Drag the persistence dial and watch two responses to the same shock: the series's
own response (which starts at one and tapers) and the cross
response of a partner series (which builds to a hump as the shock propagates, then fades).
A companion tool, the forecast-error variance decomposition, asks the mirror-image
question: of the uncertainty in forecasting series i at horizon
h, what fraction is due to shocks originating in each series? Together the
IRF and the variance decomposition are how a VAR is actually reported.
A VAR(p) with k series has
k^2 p autoregressive coefficients (plus k
intercepts and the k(k+1)/2 free entries of
\Sigma). Seven macro series with four lags is already
7^2 \times 4 = 196 slope coefficients — more than most quarterly samples
have observations. Fit that and you are not estimating a model, you are memorizing noise:
gorgeous in-sample fit, useless forecasts. The disciplines that keep a VAR honest are all forms of
restraint — use few series and few lags, pick the lag order with an information
criterion, or shrink toward a sensible prior with a Bayesian VAR (the famous
"Minnesota prior" nudges every coefficient toward the random-walk value and pulls distant lags
toward zero).
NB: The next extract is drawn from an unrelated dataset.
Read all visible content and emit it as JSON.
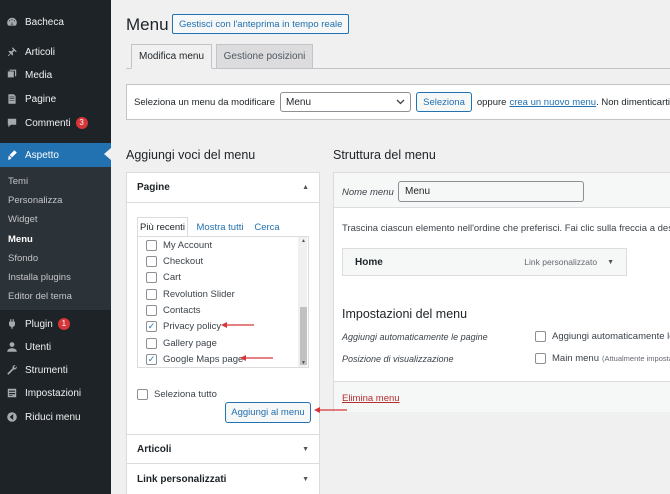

Never let the matrices grow just because you can.
Before 1980, large macro-econometric models imposed hundreds of assumptions to decide which variable
was allowed to affect which — this equation gets these regressors, that one does not, this variable
is "exogenous". Christopher Sims argued that most of those exclusion restrictions were
incredible: no one really believed, for instance, that money had literally zero effect on
output within a quarter, yet the identification of the whole model hung on such claims. His
alternative was radical modesty: throw every variable into every equation with the
same lags — a VAR — and let the data speak, reserving structural assumptions only for the minimal
step of interpreting shocks. It won him a share of the 2011 Nobel Prize and reshaped how
macroeconomics is done. The catch, of course, is that turning IRFs into causal statements
still needs some identifying assumption about \Sigma — Sims moved the
incredible restrictions, he did not abolish them.